Baseball’s territorial blackouts, the scourge of so many frustrated television and streaming-video viewers, will be eliminated for the 2009 season if Major League Baseball’s executive council follows suggestions president Bob DuPuy plans on presenting next week.
At the owners’ meetings Wednesday, DuPuy said he will propose that if a team is not broadcasting in a geographic location for at least one season, it loses the right to black out games in that area. Gone would be the blackouts that prevent folks in Iowa and Las Vegas from seeing as many as six games each night and have caused viewing havoc throughout the country.
“I see no reason why there ought to be so many clubs able to black out in those territories,” DuPuy said. “That’s my intention. That’s my goal. I didn’t get any pushback. The whole thing is about making the game more popular and available.”
Such an idea clashes with the current territorial-rights rules, drawn up in the 1960s to gerrymander each team a specific area in which it could build its fan base. The rules have lagged behind the technology of the Extra Innings package and MLB.tv, both of which offer every game only to black out tens of millions of potential viewers nightly.
While cities with teams rarely are affected – a local affiliate, such as the YES Network with the Yankees or New England Sports Network in Boston, usually carries a majority of games in major-metropolitan areas – ones on the periphery often suffer.

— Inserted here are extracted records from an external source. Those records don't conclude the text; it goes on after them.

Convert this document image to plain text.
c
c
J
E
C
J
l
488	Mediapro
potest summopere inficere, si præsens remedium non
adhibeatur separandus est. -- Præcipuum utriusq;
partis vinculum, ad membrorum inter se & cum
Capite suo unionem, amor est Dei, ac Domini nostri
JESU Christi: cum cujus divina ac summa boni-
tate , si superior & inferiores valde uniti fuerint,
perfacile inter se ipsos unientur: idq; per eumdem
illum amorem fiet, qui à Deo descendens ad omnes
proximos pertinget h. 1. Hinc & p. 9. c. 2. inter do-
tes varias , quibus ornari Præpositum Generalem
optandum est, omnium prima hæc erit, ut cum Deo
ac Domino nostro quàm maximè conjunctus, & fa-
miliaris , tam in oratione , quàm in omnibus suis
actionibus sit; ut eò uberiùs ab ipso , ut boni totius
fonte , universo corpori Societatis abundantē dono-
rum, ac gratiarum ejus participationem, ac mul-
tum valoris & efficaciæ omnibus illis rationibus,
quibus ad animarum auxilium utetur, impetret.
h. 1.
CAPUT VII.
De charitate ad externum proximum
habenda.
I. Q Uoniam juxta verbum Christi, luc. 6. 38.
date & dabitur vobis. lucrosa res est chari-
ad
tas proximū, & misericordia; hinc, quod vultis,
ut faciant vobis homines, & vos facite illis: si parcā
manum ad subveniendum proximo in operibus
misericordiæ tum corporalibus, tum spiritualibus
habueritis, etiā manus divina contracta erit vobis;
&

Las Vegas, for example, is at least a four-hour drive from Los Angeles, Phoenix, Oakland, San Francisco and San Diego, yet games played by teams in those cities are blacked out. No Las Vegas cable company regularly broadcasts any of those teams’ games.
Under DuPuy’s suggestion, Las Vegas could not be claimed as part of any of those teams’ territory unless a team’s slate of games was carried by at least one local broadcast operator. If not, that team’s games would be available in out-of-market packages such as Extra Innings and MLB.tv.
The biggest issue, DuPuy said, concerned so-called “haircut provisions.” Because television contracts tie advertising dollars to audience size, any potential shift in a coverage area could trigger issues. DuPuy’s staff pored over the 30 teams’ local television contracts last week and has yet to determine how potential conflicts would affect his plan.Not all blackouts will vanish under DuPuy’s plan. The blackout of Saturday afternoon games on Fox, which is part of MLB’s nearly $700 million annually in TV contracts, will remain. That blackout, as opposed to territorial rights ones, was for sale.
And while that’s no solace, the specter of teams in blacked-out areas finally having the curtain lifted is promising. With the MLB Network set to launch in 2009, there is incentive to get all television properties in working order.
“I would like to think that if we increase the popularity of baseball,” DuPuy said, “it ends up being a good thing.”